Learning a Lesson in Grace

Over the summer I wrote about how Sammy and I have been clashing… which was his attempts of separating himself from me. I didn’t handle it with any level of grace. I was just hurt wondering why this child I love so much is pushing me away.
Then we had an incident which was the straw that broke the camel’s back. The worst thing that could happen to Sammy right now is too lose his phone… his connection to his world of friends.
Gone. I took his phone away. He was more sorry about the lose of the phone than his actions.
Over a period of a few weeks, Sanj spoke to him about being really sorry and asking for forgiveness. I basically focused on my other boys and stayed out of Sammy’s way.
While taking his phone away would serve as punishment for his actions… I wasn’t sure it was really teaching him what I really want him to understand.
He did apologize. We moved on.
What I noticed is that he really still needs me but just didn’t know how to do that in a cool acceptable way.
It made me realize that so many times we tell our children to do something, yet never realize that maybe they just don’t know how.

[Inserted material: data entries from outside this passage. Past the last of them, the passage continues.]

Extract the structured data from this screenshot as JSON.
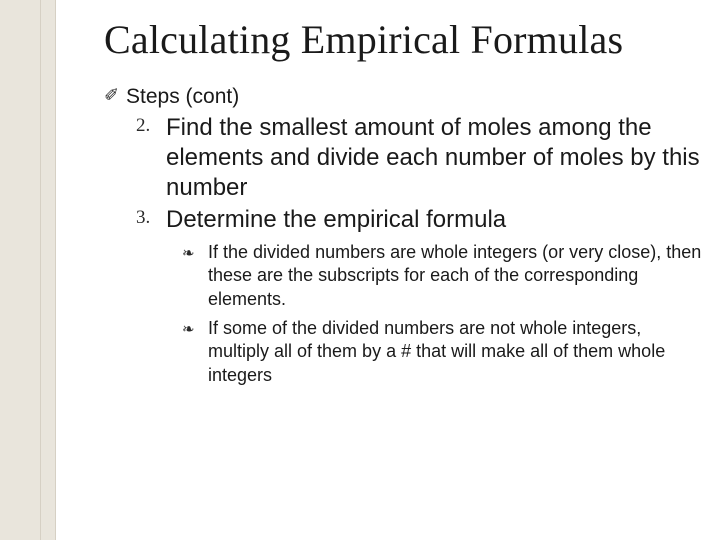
{
  "colors": {
    "background": "#ffffff",
    "sidebar": "#e9e5dc",
    "sidebar_line": "#d6d0c4",
    "text": "#1a1a1a"
  },
  "typography": {
    "title_font": "Georgia, serif",
    "title_size_pt": 30,
    "body_font": "Arial, sans-serif",
    "lvl1_size_pt": 16,
    "lvl2_size_pt": 18,
    "lvl3_size_pt": 14
  },
  "title": "Calculating Empirical Formulas",
  "lvl1": {
    "bullet_glyph": "✐",
    "text": "Steps (cont)"
  },
  "lvl2": [
    {
      "num": "2.",
      "text": "Find the smallest amount of moles among the elements and divide each number of moles by this number"
    },
    {
      "num": "3.",
      "text": "Determine the empirical formula"
    }
  ],
  "lvl3": {
    "bullet_glyph": "❧",
    "items": [
      "If the divided numbers are whole integers (or very close), then these are the subscripts for each of the corresponding elements.",
      "If some of the divided numbers are not whole integers, multiply all of them by a # that will make all of them whole integers"
    ]
  }
}
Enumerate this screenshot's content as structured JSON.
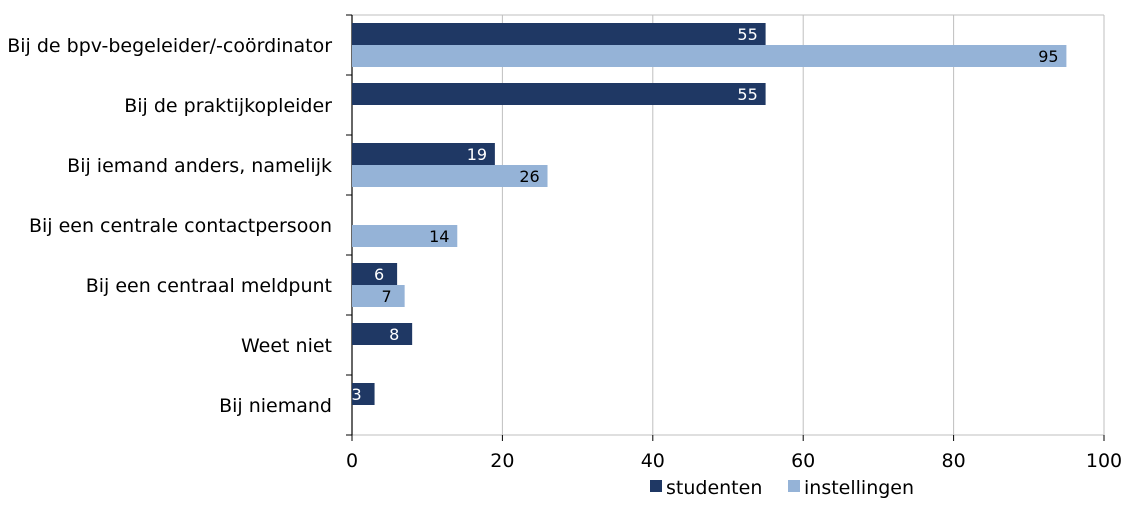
{
  "chart_data": {
    "type": "bar",
    "orientation": "horizontal",
    "categories": [
      "Bij de bpv-begeleider/-coördinator",
      "Bij de praktijkopleider",
      "Bij iemand anders, namelijk",
      "Bij een centrale contactpersoon",
      "Bij een centraal meldpunt",
      "Weet niet",
      "Bij niemand"
    ],
    "series": [
      {
        "name": "studenten",
        "color": "#1f3864",
        "label_color": "#ffffff",
        "values": [
          55,
          55,
          19,
          null,
          6,
          8,
          3
        ]
      },
      {
        "name": "instellingen",
        "color": "#95b3d7",
        "label_color": "#000000",
        "values": [
          95,
          null,
          26,
          14,
          7,
          null,
          null
        ]
      }
    ],
    "xlim": [
      0,
      100
    ],
    "x_ticks": [
      "0",
      "20",
      "40",
      "60",
      "80",
      "100"
    ],
    "grid": "vertical",
    "legend_position": "bottom",
    "title": "",
    "xlabel": "",
    "ylabel": ""
  }
}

An example of this is Sammy and Zach. There is 7 years between them. Zachary copies Sammy… looks up to him… and simply drives him crazy. I am forever nagging him to just be nice. It hit me that maybe he needs help with this. Zachary just wants Sammy’s attention… so he does irritating things to get it.
My suggestion to Sammy was do the little things. Sammy got a new BMX bike… to do tricks etc… Zachary wanted to try it… Just say yes… to him and let him have a chance. Buy him a lollypop. When wrestling with him (Sammy’s idea of attention) add in an “I love you, Zach.”
Sammy and I made a contract together. The phone is mine, period. Yet he can have it from certain hours if he full fills the items on the contract. He was willing to do anything.
A few things off the contract are:
Hugs for mom a couple of times a day.
I love you, Moms… thorough out the day.
Make a conscious effect to connect with Zachary in small ways in his day.
There are other things obviously… yet these are the ones that are most important to me.
OK… you may think this is ridiculous. But it works. I think he just needed an out to love his mom the way he always has. Sometimes he will come and say “love you mommy… there, that is one time…” as I am cooking… I am good with that. Hugging… receiving it and accepting it… I am good with that.
It really has made a big difference. I have had to take the phone away when he does not do his share… and it is a reminder that we have an agreement.
When I was first stating my demands… Sammy laughed and said… “I want my lawyer to see this!”
I am grateful to connect with him… even through a contract… yet I am grateful that he has found a way to have me… mommy… when he needs it… as he does still need it.